Now if you are stacking, the long winded process of putting it together by hand would involve you dragging and dropping layer upon layer on top of one another and lightening each layer. So some great chaps have made some software to make the whole process easier, You download the software, install it on your Mac/PC and then click open, once opened you select the files you wish to stack, and click process, save and your done, if you don't like the final image, go back and tweak individual images then re-stack it. Simple as that, now the two main software packages are Star Trails which is a PC only programme, and StarStax which was first only available on Mac but is now available on all platforms.
StarStax can be found here - www.starstax.net
Star Trails can be found here - www.startrails.de

Before we finished I shall quickly run through how to edit your stack well, there is nothing worse than a badly edited stack, some times you can give away your stack by bad editing. So here is the quickest and easiest way to edit a stack together. I use Star Stax and Photoshop to edit my stacks together and there is a good reason why. A bad stack usually consists of the static stars from the lighting shot mixed in with the star trail, so you would get a dot then a line in your stack, this gives away the stack and makes a bad trail.
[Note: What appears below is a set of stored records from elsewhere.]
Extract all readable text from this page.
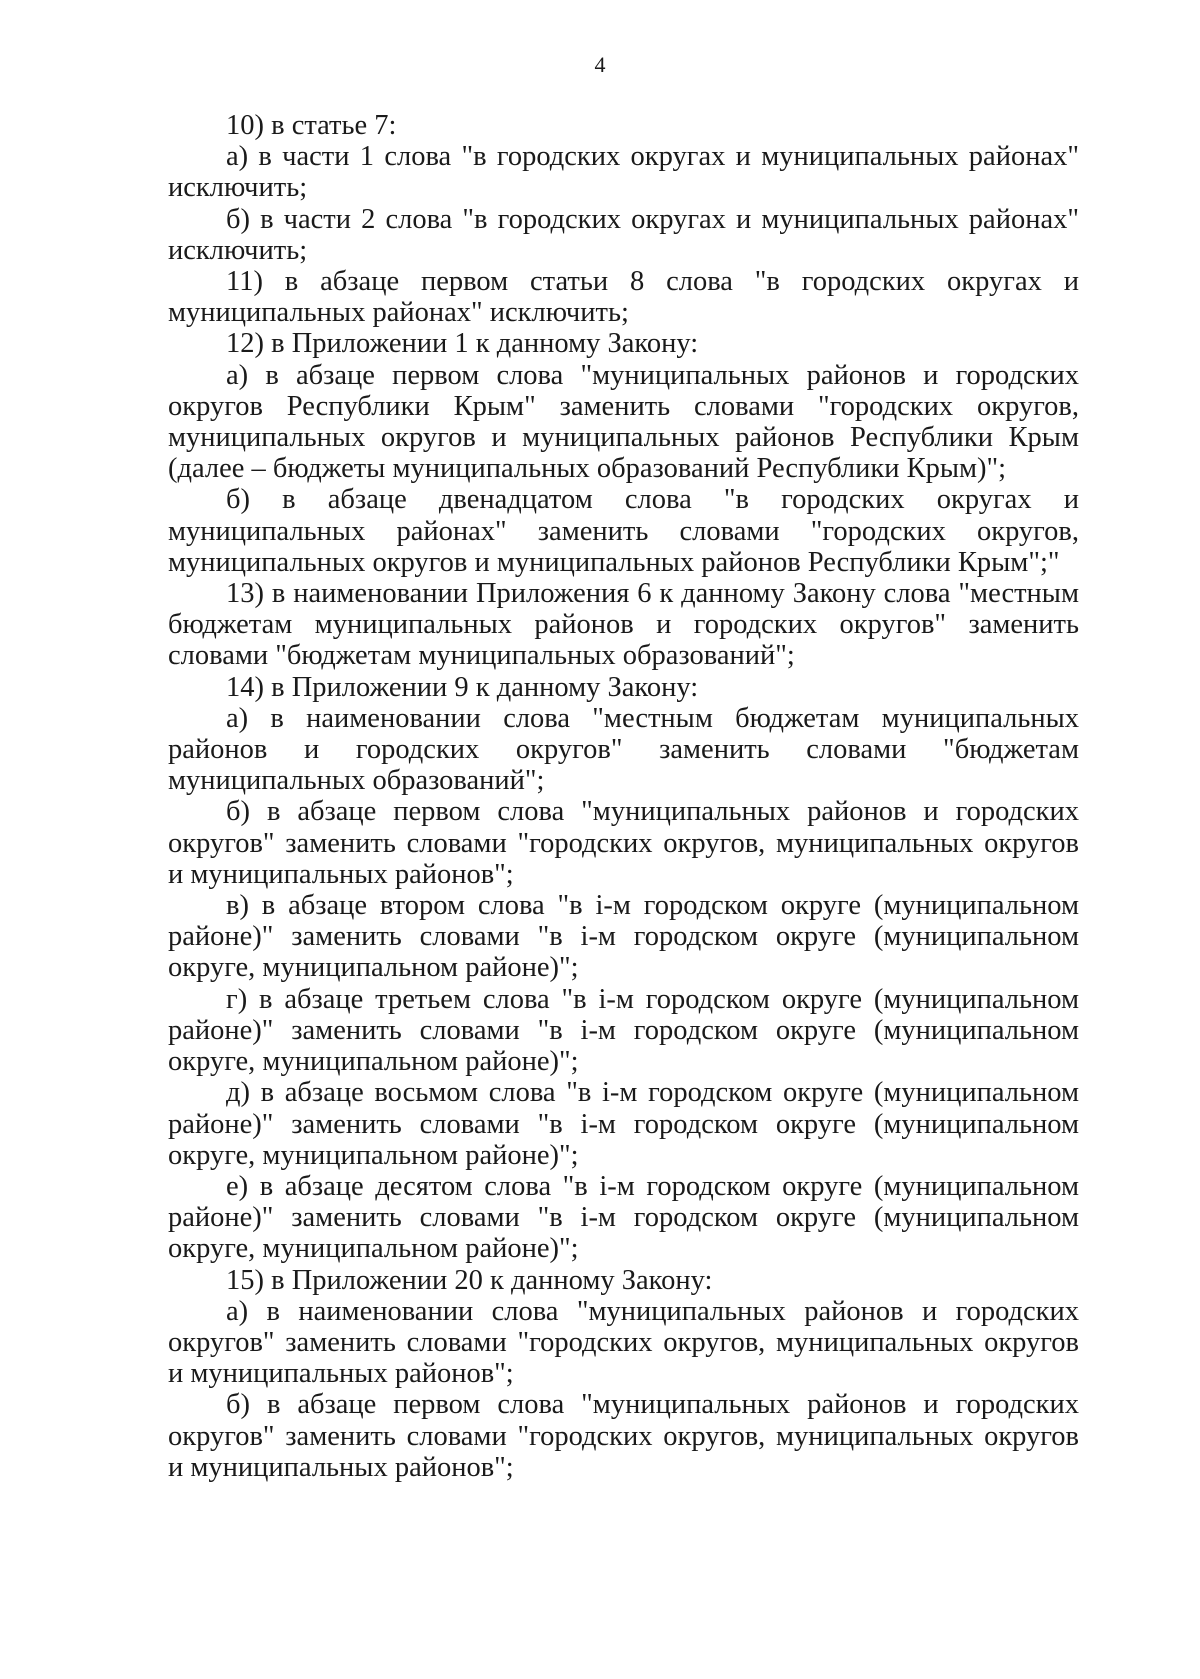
4

10) в статье 7:

а) в части 1 слова "в городских округах и муниципальных районах" исключить;

б) в части 2 слова "в городских округах и муниципальных районах" исключить;

11) в абзаце первом статьи 8 слова "в городских округах и муниципальных районах" исключить;

12) в Приложении 1 к данному Закону:

а) в абзаце первом слова "муниципальных районов и городских округов Республики Крым" заменить словами "городских округов, муниципальных округов и муниципальных районов Республики Крым (далее – бюджеты муниципальных образований Республики Крым)";

б) в абзаце двенадцатом слова "в городских округах и муниципальных районах" заменить словами "городских округов, муниципальных округов и муниципальных районов Республики Крым";"

13) в наименовании Приложения 6 к данному Закону слова "местным бюджетам муниципальных районов и городских округов" заменить словами "бюджетам муниципальных образований";

14) в Приложении 9 к данному Закону:

а) в наименовании слова "местным бюджетам муниципальных районов и городских округов" заменить словами "бюджетам муниципальных образований";

б) в абзаце первом слова "муниципальных районов и городских округов" заменить словами "городских округов, муниципальных округов и муниципальных районов";

в) в абзаце втором слова "в i-м городском округе (муниципальном районе)" заменить словами "в i-м городском округе (муниципальном округе, муниципальном районе)";

г) в абзаце третьем слова "в i-м городском округе (муниципальном районе)" заменить словами "в i-м городском округе (муниципальном округе, муниципальном районе)";

д) в абзаце восьмом слова "в i-м городском округе (муниципальном районе)" заменить словами "в i-м городском округе (муниципальном округе, муниципальном районе)";

е) в абзаце десятом слова "в i-м городском округе (муниципальном районе)" заменить словами "в i-м городском округе (муниципальном округе, муниципальном районе)";

15) в Приложении 20 к данному Закону:

а) в наименовании слова "муниципальных районов и городских округов" заменить словами "городских округов, муниципальных округов и муниципальных районов";

б) в абзаце первом слова "муниципальных районов и городских округов" заменить словами "городских округов, муниципальных округов и муниципальных районов";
Open up Star Stax, and then click open, and select all of the images that your stack will consist of, except the lighting shot, so when you click process it will stack them all together and it will look a little something like this.
So this is what our stacked image will look like, a lot of people make the mistake when stacking, not to do a lighting shot, if you don't you star trail will look like this, a silhouette with a star trail. Now if there is any street lights or walking through the shot with the torch on you can use a black feathered paint brush to get rid of them, it may look messy but it will be ok once we blend the lighting shot in. Now we import this image and our lighting shot in to photoshop, your lighting shot will look a little something like this.
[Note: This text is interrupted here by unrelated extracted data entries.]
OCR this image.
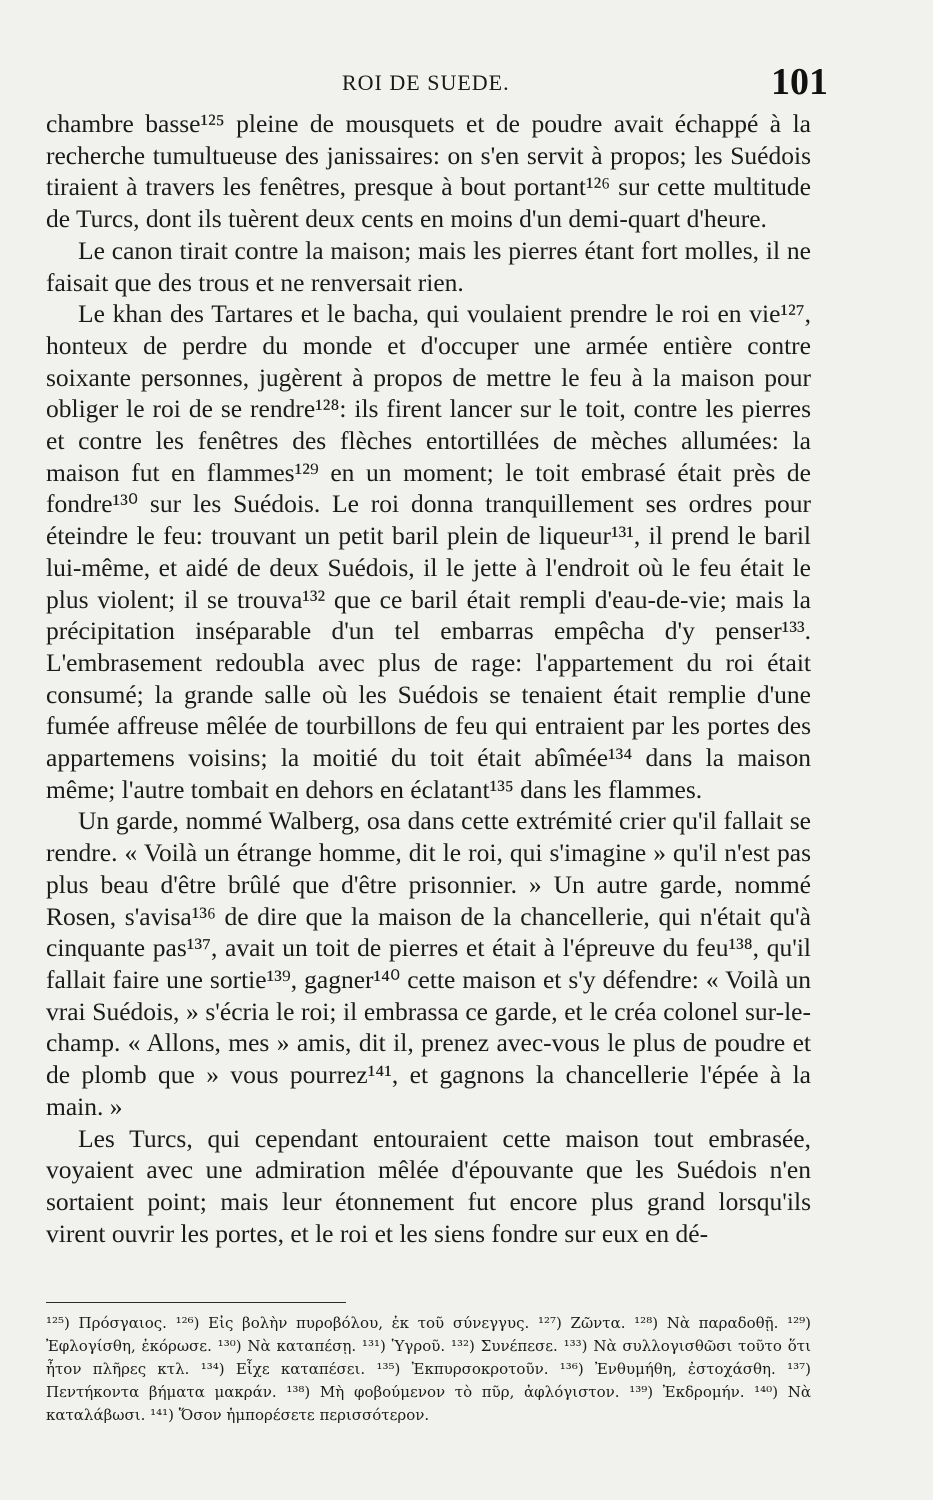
ROI DE SUEDE.	101

chambre basse¹²⁵ pleine de mousquets et de poudre avait échappé à la recherche tumultueuse des janissaires: on s'en servit à propos; les Suédois tiraient à travers les fenêtres, presque à bout portant¹²⁶ sur cette multitude de Turcs, dont ils tuèrent deux cents en moins d'un demi-quart d'heure.

Le canon tirait contre la maison; mais les pierres étant fort molles, il ne faisait que des trous et ne renversait rien.

Le khan des Tartares et le bacha, qui voulaient prendre le roi en vie¹²⁷, honteux de perdre du monde et d'occuper une armée entière contre soixante personnes, jugèrent à propos de mettre le feu à la maison pour obliger le roi de se rendre¹²⁸: ils firent lancer sur le toit, contre les pierres et contre les fenêtres des flèches entortillées de mèches allumées: la maison fut en flammes¹²⁹ en un moment; le toit embrasé était près de fondre¹³⁰ sur les Suédois. Le roi donna tranquillement ses ordres pour éteindre le feu: trouvant un petit baril plein de liqueur¹³¹, il prend le baril lui-même, et aidé de deux Suédois, il le jette à l'endroit où le feu était le plus violent; il se trouva¹³² que ce baril était rempli d'eau-de-vie; mais la précipitation inséparable d'un tel embarras empêcha d'y penser¹³³. L'embrasement redoubla avec plus de rage: l'appartement du roi était consumé; la grande salle où les Suédois se tenaient était remplie d'une fumée affreuse mêlée de tourbillons de feu qui entraient par les portes des appartemens voisins; la moitié du toit était abîmée¹³⁴ dans la maison même; l'autre tombait en dehors en éclatant¹³⁵ dans les flammes.

Un garde, nommé Walberg, osa dans cette extrémité crier qu'il fallait se rendre. « Voilà un étrange homme, dit le roi, qui s'imagine » qu'il n'est pas plus beau d'être brûlé que d'être prisonnier. » Un autre garde, nommé Rosen, s'avisa¹³⁶ de dire que la maison de la chancellerie, qui n'était qu'à cinquante pas¹³⁷, avait un toit de pierres et était à l'épreuve du feu¹³⁸, qu'il fallait faire une sortie¹³⁹, gagner¹⁴⁰ cette maison et s'y défendre: « Voilà un vrai Suédois, » s'écria le roi; il embrassa ce garde, et le créa colonel sur-le-champ. « Allons, mes » amis, dit il, prenez avec-vous le plus de poudre et de plomb que » vous pourrez¹⁴¹, et gagnons la chancellerie l'épée à la main. »

Les Turcs, qui cependant entouraient cette maison tout embrasée, voyaient avec une admiration mêlée d'épouvante que les Suédois n'en sortaient point; mais leur étonnement fut encore plus grand lorsqu'ils virent ouvrir les portes, et le roi et les siens fondre sur eux en dé-

¹²⁵) Πρόσγαιος. ¹²⁶) Εἰς βολὴν πυροβόλου, ἐκ τοῦ σύνεγγυς. ¹²⁷) Ζῶντα. ¹²⁸) Νὰ παραδοθῇ. ¹²⁹) Ἐφλογίσθη, ἐκόρωσε. ¹³⁰) Νὰ καταπέσῃ. ¹³¹) Ὑγροῦ. ¹³²) Συνέπεσε. ¹³³) Νὰ συλλογισθῶσι τοῦτο ὅτι ἦτον πλῆρες κτλ. ¹³⁴) Εἶχε καταπέσει. ¹³⁵) Ἐκπυρσοκροτοῦν. ¹³⁶) Ἐνθυμήθη, ἐστοχάσθη. ¹³⁷) Πεντήκοντα βήματα μακράν. ¹³⁸) Μὴ φοβούμενον τὸ πῦρ, ἀφλόγιστον. ¹³⁹) Ἐκδρομήν. ¹⁴⁰) Νὰ καταλάβωσι. ¹⁴¹) Ὅσον ἠμπορέσετε περισσότερον.
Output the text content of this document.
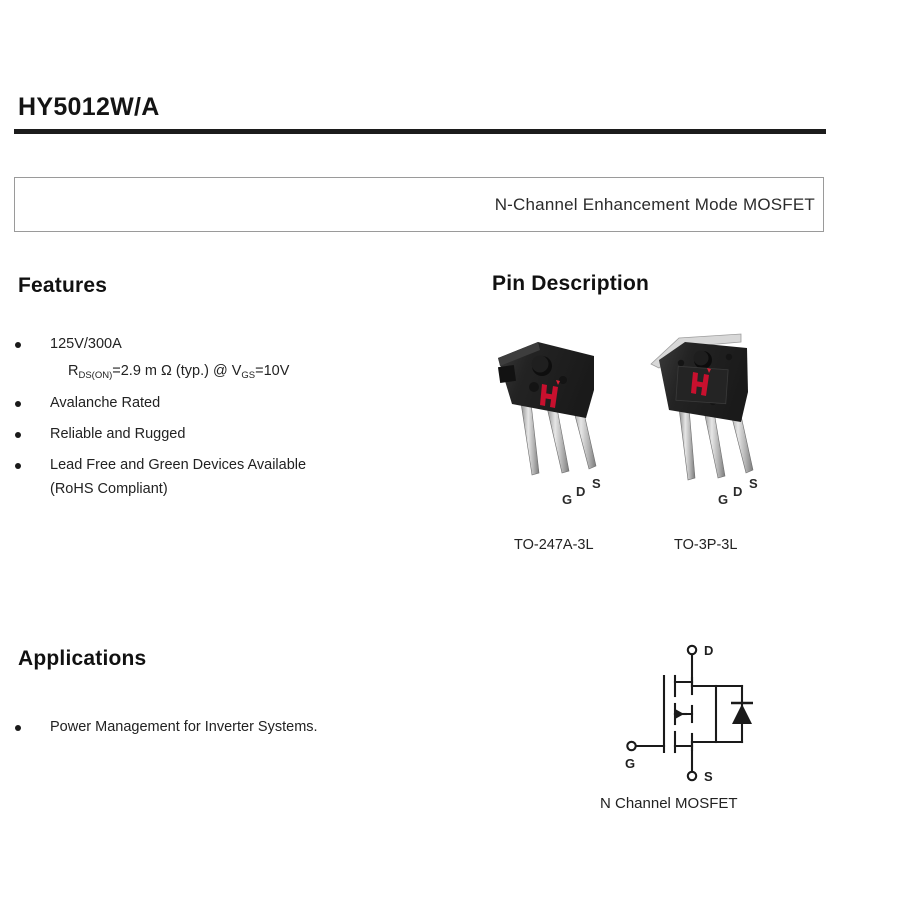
HY5012W/A
N-Channel Enhancement Mode MOSFET
Features
125V/300A
$R_{DS(ON)}=2.9$ m Ω (typ.) @ $V_{GS}=10V$
Avalanche Rated
Reliable and Rugged
Lead Free and Green Devices Available
(RoHS Compliant)
Pin Description
G
D
S
G
D
S
TO-247A-3L	TO-3P-3L
Applications
Power Management for Inverter Systems.
D
S
G
N Channel MOSFET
You will have to paint out the static stars in the sky to avoid getting the dot and line image I spoke about earlier. Once you have done this both images are ready for blending, drag them both on to the same file, so they are two individual layers, then you need to go in to the blending options, which can be found above the layers, it will say Normal at first but you need to switch to to Lighten, this then takes all of the lightened areas on the lighting shot and blends them in to the darker areas on the background shot. The end product will look like this.
Now you have mastered standard exposures and star trails you can start adding light painting in to them as well.